Output: Section 7 of the Final Project Report is devoted to a critique of indicator-based evaluation methods. Monetized benefit estimates are the appropriate aspiration for evaluation. Monetary estimates of benefits are the best means to analyze tradeoffs within programs and across programs because benefits are expressed in dollars, a common metric. This point should not be lost, even while we advocate-for pragmatic reasons-that alternatives to monetization, such as ours, be developed. Also, we devote attention to problems with the interpretation of indicators (nonlinearities and nonconvexities in the underlying function being described) and their inability to resolve fundamental tradeoffs when one site does not strictly dominate another across services.

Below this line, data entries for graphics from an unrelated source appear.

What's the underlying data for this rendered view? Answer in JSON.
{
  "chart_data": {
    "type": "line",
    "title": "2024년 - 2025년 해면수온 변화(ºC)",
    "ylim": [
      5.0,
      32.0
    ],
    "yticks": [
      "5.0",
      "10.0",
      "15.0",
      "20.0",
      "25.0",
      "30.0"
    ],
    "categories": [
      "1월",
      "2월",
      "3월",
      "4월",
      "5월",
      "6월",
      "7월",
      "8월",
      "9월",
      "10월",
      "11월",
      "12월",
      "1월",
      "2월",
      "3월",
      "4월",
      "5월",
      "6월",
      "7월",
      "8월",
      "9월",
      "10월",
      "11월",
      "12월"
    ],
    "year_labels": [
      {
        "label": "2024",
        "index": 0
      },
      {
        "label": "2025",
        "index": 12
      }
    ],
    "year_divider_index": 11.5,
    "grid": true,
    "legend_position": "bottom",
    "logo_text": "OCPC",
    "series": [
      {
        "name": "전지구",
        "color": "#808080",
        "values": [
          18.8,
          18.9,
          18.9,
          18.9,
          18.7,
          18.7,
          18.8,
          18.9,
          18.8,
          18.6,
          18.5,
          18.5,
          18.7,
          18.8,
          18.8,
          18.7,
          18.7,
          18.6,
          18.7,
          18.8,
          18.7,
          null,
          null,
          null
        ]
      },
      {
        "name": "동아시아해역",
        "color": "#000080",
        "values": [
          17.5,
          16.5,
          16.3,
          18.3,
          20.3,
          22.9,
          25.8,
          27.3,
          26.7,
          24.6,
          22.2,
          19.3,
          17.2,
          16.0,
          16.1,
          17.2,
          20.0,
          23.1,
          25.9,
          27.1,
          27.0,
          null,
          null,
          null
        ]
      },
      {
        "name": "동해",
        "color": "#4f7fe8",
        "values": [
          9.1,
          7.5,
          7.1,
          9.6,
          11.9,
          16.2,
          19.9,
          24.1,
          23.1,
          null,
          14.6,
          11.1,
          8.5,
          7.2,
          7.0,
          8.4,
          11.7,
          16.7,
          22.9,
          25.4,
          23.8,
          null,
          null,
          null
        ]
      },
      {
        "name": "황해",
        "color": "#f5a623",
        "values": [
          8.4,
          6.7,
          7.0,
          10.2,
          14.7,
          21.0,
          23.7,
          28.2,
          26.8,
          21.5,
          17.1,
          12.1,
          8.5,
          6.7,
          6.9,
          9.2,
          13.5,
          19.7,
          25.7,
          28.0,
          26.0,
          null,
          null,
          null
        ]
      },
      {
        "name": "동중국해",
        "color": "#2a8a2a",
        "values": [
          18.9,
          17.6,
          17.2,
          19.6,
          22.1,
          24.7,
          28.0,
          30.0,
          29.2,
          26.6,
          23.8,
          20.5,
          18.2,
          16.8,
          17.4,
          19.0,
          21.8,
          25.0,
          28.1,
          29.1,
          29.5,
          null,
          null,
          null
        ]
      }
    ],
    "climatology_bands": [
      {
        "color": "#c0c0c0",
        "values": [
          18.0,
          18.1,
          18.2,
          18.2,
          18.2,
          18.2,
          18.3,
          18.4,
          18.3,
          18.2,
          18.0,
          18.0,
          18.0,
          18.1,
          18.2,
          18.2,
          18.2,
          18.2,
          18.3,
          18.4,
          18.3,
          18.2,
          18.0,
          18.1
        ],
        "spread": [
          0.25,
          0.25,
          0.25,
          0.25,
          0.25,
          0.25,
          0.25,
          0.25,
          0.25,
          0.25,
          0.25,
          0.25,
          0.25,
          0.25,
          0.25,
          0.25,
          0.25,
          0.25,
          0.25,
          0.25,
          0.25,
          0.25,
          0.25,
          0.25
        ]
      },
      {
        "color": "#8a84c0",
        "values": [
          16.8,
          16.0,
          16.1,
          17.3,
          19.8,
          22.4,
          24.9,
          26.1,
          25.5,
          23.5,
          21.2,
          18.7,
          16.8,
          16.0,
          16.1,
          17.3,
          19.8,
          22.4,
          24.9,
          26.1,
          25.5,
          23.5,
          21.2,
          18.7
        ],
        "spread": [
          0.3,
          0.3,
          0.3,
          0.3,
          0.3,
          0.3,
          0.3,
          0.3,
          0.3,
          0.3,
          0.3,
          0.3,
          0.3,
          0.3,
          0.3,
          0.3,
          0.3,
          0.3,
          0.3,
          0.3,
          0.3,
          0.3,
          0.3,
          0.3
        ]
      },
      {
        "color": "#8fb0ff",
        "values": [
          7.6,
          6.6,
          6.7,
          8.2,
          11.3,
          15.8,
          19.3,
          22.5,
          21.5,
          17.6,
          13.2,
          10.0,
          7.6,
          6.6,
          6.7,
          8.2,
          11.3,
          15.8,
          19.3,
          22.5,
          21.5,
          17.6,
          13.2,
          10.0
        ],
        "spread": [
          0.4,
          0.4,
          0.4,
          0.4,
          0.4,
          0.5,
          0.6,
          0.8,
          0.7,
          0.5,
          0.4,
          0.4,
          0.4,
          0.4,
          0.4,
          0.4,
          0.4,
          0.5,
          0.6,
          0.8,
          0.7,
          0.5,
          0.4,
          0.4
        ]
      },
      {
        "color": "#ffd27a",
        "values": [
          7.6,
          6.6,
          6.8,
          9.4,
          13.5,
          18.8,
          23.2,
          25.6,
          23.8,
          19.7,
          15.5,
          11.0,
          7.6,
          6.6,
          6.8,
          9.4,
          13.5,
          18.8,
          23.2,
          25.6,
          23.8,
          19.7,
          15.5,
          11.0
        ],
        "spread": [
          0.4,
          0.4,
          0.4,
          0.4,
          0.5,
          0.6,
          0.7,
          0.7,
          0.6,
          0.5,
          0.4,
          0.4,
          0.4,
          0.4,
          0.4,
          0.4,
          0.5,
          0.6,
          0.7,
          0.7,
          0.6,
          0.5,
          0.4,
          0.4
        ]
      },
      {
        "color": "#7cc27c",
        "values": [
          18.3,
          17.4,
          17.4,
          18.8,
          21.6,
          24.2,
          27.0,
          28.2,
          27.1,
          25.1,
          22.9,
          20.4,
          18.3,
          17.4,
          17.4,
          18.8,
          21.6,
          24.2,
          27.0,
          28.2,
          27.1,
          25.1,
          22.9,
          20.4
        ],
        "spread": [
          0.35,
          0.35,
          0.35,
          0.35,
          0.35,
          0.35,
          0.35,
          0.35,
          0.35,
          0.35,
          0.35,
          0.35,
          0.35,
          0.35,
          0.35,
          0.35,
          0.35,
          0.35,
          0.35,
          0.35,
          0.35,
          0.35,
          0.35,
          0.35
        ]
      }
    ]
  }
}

Finally, we address the way in which our indicator system can be used profitably in conjunction with monetization techniques, such as benefit-transfer, and techniques for eliciting and weighting social preferences, such as conjoint analysis and multi-attribute utility analysis.
Objective 4: Do the strengths of indicator-based ecosystem valuation methods outweigh their weaknesses? This objective was pursued in reference to a more specific question, corresponding to Task 7 of the project, which addressed the question: Can an EVI system be effectively applied to determine units of exchange applicable to real-world habitat conservation policies?
Output: This is reflected in the ultimate conclusions of our analysis and throughout the report: as long as the weaknesses of indicator-based methods are appreciated (Section 7), the benefits of the method are significant. The Florida and Maryland case studies show that landscape indicators can provide a more complete understanding of the portfolio of changes associated with an ecosystem bank program. This is desirable for compensation programs and regional planning, where it is also important to understand broad patterns of landscape change. Certainly, the landscape analysis yields a richer description of the sites than functional assessments limited to onsite characteristics. First, the analysis fosters an appreciation of the way in which onsite functions are related to the biophysical characteristics of the larger landscape such as watershed hydrology, floodplain characteristics, and exotic species communities. Second, landscape analysis highlights the human dimension of the surrounding environment. Ecosystem services can be described only if we have data from both the physical and social environments. Third, the analysis is effective in revealing extremely good and extremely poor landscape scenarios.
Landscape-related ecosystem service benefits should matter to regulators and land use planners. If the social value of ecosystems-not just acreage-is to be preserved, then the sites' relative ability to generate benefits must be explored. The argument illustrated in this study is that a visual and numerical presentation of landscape characteristics fosters an intuitive, nontechnical appreciation of these benefits. Accordingly, a better understanding of benefits should be an input to the determination of ecosystem trade and compensation ratios. Determining trading and compensation ratios currently is considered more of an art than a science. Calculation of appropriate ratios remains an art when implementing with a landscape indicator analysis; however, it is an art based on more complete information regarding the sites' ability to provide ecosystem service benefits.